Die gunstige indruk wordt nog vermeerderd, als wij het reisgezelschap te Ngoro bij den grijzen planter coolen, een patriarch in het midden der zijnen, ontmoeten, die den grond heeft ontgonnen, welke hem rijke vruchten opbrengt, en zijne Javanen tot christus heeft gebragt en op hen wijzen kan als op levende getuigen van de waarheid: dat de godzaligheid tot alle dingen nuttig is.
Een bezoek te Sidokari geeft brumund aanleiding om te spreken over de wijze waarop het Evangelie tot de Javanen is te brengen, en tevens het schoolwezen aan te roeren.
Het Vijfde Hoofdstuk verplaatst ons te Soerabaija bij de eerste Christelijke Gemeente onder de Javanen, en houdt ons bezig met het schoolwezen onder de Chinezen en de inboorlingen, en hunne opvoeding. Wij beamen wat de Schrijver ten voordeele van het Christelijk onderwijs aanvoert, en gelooven zelfs dat, indien de Javaan, die meer vrees heeft voor booze geesten dan wel gevoel voor Godsdienst, tot een zoogenaamd beschaafd kosmopolitisme wordt opgevoed, hij het goede zal verliezen dat hij van nature bezit, en het kwade zal aannemen dat de Europeërs, in zoo verre zij zonder Christelijke beginselen leven, schandvlekt.
In het Zesde Hoofdstuk leeren wij de Christelijke Gemeente te Wioen kennen. Ruim veertig zielen sterk, en onder meer dan drie honderd Mahomedanen verspreid, wordt zij geleid en bestuurd door den voormalig Mahomedaanschen Priester pa dasima.

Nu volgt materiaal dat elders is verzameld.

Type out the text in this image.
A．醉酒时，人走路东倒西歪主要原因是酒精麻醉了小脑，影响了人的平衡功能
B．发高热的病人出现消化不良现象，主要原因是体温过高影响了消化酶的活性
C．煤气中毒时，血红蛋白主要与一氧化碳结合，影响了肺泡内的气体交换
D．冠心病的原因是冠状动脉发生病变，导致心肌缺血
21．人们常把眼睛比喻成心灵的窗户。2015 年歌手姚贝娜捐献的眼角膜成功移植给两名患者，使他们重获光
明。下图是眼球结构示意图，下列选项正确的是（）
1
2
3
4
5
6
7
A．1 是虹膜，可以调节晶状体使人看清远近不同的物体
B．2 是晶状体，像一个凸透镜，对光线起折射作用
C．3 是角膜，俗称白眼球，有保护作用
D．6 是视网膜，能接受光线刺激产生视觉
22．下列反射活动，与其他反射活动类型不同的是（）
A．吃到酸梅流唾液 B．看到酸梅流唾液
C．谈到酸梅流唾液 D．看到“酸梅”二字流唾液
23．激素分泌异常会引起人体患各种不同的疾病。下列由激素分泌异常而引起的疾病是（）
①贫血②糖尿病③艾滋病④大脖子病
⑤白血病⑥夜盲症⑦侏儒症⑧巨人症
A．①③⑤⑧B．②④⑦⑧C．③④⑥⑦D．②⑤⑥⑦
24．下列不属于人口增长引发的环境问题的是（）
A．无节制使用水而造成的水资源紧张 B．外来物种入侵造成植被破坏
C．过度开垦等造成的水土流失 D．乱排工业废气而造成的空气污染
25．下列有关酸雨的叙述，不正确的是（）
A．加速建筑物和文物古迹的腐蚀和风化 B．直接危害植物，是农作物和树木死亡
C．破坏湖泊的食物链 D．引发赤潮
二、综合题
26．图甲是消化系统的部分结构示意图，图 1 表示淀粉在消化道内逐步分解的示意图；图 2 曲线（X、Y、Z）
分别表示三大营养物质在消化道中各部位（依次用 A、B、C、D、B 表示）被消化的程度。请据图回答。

Wie dit Hoofdstuk leest, zal getroffen worden door de tegenstelling van het Christelijke met het half-Heidensche, half-Mahomedaansche leven.
Wij durven geene ruimte meer vragen, om den Schrijver op zijne belangrijke togten verder te volgen. Veel waars en menschkundigs wordt er opgemerkt in zijne berigten omtrent de Javaansche Christen-Gemeenten in het Oostelijk en Midden-Java. Van de Gemeente te Depok en Tagal, nabij Batavia gelegen, wordt niet gesproken, wijl het den Schrijver aan berigten ontbrak.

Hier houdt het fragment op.